Open up "Windows Wireless Drivers".  Insert the card, then do "install
new driver" and point it at the "wna3100drivers" folder you made,
wherever it was you put it.  Click on the right driver - use the ones
with "64" on the end if you're running 64bit Linux.  Great.  Turn the
driver on, pull down your "WiFi picker" menu (aka "Network Manager"),
see if you can spot any networks.  (You probably do NOT want to do
"network configuration" in "Windows Wireless Drivers", that's been
mainly replaced by the newest Network Manager.

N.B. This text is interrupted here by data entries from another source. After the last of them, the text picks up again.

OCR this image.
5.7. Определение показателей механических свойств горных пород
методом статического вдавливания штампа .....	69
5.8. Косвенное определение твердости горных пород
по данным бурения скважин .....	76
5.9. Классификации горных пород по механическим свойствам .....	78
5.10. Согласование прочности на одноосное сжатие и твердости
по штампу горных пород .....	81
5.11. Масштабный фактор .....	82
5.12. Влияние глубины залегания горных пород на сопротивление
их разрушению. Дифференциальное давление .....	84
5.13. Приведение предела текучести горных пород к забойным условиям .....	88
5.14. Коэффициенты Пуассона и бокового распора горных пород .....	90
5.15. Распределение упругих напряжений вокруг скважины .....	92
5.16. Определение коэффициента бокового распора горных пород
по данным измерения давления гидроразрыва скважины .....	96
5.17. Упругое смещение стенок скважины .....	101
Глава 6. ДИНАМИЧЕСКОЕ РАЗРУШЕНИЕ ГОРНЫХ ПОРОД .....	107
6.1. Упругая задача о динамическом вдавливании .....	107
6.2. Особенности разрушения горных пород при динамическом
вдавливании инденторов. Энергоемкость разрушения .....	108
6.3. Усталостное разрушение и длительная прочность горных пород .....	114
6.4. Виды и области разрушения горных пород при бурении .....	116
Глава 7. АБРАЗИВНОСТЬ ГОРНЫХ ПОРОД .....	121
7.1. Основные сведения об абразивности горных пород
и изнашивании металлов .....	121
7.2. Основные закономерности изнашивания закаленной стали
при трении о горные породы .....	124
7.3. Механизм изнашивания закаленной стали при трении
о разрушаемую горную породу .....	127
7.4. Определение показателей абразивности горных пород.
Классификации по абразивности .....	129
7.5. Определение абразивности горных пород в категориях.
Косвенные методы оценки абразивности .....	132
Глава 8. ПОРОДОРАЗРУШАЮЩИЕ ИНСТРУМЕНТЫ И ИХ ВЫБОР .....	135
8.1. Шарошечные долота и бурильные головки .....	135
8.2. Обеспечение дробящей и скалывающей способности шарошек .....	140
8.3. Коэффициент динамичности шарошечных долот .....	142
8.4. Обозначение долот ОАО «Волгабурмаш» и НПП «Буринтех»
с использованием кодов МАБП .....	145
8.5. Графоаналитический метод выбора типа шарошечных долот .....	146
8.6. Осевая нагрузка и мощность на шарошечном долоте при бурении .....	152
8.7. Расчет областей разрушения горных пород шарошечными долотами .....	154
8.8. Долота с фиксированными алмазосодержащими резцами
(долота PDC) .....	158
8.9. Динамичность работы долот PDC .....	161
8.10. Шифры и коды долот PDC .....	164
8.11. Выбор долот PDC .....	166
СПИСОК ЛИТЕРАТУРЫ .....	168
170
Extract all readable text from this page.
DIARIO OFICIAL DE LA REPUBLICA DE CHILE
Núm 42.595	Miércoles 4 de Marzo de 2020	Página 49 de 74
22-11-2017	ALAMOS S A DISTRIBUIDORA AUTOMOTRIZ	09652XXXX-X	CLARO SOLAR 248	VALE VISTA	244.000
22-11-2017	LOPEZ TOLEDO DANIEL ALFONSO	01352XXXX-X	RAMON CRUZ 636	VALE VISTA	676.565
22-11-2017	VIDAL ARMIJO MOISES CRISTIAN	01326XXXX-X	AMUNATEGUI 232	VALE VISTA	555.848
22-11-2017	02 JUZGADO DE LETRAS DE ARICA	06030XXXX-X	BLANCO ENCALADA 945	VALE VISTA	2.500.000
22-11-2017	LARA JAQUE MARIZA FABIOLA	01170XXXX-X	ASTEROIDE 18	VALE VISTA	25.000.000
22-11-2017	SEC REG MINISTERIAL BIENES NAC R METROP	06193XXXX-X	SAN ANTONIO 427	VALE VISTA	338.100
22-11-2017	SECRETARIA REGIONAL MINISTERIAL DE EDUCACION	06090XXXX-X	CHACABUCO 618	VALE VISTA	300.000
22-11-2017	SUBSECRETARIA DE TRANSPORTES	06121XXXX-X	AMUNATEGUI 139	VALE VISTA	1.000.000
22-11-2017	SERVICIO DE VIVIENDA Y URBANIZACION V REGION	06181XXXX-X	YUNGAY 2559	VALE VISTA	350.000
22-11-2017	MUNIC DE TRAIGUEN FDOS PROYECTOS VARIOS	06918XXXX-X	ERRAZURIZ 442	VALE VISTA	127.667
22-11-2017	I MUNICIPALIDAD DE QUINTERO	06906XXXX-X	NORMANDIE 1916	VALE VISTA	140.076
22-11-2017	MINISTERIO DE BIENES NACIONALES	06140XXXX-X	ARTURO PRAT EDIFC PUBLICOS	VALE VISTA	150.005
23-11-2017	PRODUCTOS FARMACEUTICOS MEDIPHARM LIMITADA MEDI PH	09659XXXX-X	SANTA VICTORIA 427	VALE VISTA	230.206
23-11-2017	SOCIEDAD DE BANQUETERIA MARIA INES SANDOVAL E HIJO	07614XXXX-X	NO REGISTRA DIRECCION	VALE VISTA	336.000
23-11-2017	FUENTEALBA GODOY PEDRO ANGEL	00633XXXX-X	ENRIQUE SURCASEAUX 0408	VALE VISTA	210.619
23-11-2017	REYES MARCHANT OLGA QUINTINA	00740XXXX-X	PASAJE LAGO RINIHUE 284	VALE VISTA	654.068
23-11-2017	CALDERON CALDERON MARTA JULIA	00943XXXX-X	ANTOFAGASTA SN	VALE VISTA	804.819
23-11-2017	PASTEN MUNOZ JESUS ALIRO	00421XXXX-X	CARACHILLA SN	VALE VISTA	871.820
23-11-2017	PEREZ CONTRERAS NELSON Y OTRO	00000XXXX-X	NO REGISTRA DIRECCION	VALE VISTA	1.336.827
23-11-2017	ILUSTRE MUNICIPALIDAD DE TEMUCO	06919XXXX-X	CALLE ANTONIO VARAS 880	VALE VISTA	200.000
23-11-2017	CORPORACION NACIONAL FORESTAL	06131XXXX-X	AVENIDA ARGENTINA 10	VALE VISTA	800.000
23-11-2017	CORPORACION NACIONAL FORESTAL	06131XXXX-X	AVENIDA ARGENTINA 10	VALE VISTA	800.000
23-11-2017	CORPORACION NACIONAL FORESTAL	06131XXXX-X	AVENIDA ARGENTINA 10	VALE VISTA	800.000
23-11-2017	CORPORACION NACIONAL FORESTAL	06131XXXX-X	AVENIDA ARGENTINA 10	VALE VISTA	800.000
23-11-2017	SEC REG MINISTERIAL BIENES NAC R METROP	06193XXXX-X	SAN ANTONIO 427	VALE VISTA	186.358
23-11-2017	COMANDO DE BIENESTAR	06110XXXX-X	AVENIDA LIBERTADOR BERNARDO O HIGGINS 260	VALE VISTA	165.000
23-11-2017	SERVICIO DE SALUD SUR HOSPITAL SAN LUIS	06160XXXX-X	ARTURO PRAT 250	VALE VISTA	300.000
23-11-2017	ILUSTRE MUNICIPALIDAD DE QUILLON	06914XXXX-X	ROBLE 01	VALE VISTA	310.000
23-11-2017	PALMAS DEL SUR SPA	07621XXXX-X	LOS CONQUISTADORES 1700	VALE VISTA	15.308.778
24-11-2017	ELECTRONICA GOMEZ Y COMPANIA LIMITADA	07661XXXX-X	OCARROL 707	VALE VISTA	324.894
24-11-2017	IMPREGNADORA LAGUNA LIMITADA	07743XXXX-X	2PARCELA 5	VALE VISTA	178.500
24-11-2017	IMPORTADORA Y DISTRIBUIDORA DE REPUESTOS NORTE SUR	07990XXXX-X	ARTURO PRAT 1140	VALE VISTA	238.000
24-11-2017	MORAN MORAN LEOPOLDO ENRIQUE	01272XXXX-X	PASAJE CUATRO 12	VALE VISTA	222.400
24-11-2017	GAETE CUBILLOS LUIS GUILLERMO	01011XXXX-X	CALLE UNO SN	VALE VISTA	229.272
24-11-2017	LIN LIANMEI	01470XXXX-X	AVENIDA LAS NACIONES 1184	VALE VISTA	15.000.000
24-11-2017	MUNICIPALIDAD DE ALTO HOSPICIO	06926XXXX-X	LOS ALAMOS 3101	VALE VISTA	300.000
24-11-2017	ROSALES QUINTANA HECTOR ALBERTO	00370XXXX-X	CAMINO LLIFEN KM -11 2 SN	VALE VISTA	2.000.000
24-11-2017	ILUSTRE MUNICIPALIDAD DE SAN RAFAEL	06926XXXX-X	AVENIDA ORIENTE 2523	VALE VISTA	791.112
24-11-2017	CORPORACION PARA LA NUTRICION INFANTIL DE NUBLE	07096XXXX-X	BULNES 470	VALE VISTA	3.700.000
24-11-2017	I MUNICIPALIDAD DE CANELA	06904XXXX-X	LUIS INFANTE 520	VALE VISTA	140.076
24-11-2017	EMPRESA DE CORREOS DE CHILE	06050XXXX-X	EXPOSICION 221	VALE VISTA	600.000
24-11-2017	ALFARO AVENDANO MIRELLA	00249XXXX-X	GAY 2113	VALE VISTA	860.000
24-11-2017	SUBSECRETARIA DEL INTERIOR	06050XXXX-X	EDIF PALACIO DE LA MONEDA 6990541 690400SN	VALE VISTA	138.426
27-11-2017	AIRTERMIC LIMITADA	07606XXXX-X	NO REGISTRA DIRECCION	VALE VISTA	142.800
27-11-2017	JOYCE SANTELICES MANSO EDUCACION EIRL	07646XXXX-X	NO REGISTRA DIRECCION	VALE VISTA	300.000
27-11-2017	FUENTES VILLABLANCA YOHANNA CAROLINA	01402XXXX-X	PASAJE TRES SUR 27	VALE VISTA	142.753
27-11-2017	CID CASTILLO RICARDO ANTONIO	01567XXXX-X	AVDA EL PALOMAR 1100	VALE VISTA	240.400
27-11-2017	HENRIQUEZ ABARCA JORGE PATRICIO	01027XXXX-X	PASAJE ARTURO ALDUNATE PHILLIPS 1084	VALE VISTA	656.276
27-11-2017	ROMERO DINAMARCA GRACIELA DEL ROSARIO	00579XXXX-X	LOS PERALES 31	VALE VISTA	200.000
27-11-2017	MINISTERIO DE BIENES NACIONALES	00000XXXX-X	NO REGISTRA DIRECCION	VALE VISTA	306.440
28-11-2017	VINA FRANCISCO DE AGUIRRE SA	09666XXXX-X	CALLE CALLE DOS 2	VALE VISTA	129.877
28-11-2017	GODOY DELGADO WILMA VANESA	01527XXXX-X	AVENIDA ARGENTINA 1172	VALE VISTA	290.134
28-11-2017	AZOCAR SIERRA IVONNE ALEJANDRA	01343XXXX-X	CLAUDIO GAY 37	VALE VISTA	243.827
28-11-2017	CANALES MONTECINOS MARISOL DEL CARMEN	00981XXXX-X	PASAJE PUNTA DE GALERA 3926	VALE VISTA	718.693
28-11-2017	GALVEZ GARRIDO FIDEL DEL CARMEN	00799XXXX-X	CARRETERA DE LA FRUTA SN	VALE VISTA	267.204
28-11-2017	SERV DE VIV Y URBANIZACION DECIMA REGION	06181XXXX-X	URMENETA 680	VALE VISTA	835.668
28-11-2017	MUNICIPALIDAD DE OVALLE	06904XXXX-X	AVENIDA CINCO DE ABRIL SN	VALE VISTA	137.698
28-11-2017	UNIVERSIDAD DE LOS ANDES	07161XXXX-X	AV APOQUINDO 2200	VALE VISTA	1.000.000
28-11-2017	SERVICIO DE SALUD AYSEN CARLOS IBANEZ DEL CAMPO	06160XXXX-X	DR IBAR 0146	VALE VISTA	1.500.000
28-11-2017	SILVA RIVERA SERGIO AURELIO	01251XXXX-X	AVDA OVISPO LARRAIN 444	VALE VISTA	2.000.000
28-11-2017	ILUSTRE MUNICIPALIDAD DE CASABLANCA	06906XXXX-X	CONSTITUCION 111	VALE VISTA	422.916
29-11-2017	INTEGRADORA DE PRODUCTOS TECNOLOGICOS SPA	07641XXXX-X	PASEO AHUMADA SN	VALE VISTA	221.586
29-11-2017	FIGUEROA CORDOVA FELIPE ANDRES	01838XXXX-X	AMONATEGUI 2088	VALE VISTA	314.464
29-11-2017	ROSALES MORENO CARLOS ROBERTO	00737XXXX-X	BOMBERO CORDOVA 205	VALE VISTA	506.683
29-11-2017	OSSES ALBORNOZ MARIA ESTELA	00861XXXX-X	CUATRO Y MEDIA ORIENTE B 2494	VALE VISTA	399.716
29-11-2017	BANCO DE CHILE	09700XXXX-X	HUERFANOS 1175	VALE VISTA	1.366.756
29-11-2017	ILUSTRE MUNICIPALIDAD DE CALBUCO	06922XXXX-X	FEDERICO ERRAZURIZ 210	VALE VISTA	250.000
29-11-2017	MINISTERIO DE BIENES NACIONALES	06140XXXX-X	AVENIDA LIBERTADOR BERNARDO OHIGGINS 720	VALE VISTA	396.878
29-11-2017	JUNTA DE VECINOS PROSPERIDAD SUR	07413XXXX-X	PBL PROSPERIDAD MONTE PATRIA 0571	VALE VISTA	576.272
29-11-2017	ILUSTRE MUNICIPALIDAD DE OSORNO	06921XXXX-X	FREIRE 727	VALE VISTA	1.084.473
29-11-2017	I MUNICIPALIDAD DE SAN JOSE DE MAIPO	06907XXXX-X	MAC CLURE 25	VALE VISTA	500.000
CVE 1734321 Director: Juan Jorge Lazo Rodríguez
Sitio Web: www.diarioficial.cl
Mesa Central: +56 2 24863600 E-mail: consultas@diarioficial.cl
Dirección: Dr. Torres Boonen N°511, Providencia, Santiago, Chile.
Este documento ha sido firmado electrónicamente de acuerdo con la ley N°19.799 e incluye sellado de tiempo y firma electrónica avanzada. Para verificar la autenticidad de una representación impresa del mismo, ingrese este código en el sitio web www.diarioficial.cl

In general, this whole "think of the chipset" mentality goes across
all sorts of things.  Example: my video card is the one that came in
my (very weird off-brand) laptop.  If I asked about problems with the
video in my "Compal HL90" laptop people would just go "huh?".  BUT if
I run lspci and ask about an Nvidia 9600M GT video chipset, then yeah,
lots of info...like, fr'instance, Nvidia's 295.40 driver that comes
with Ubuntu Precise sucks donkey balls but the new .49 update (which
can be found as a .DEB package) rocks.

Think in terms of what the parts actually are, not just the surface
brand names.  Those won't usually tell you crap.  In your particular
case it does, but only if you know to google it with the word
"chipset" to find out the underlying reality.

Jim

On May 18, 2012 8:01 PM, "Derek Trotter" <expat.arizonan at gmail.com> wrote:
>
> Since I'm strapped for cash, my internet access currently is via the library across the street.  I have wireless usb adapter.  It's a netgear adapter.  The box says N300 wireless adapter wna3100.  The kubuntu 12.04 live cd doesn't detect the  adapter.  I have the cd that came with it.  Is there a way to make kubuntu use the windows driver?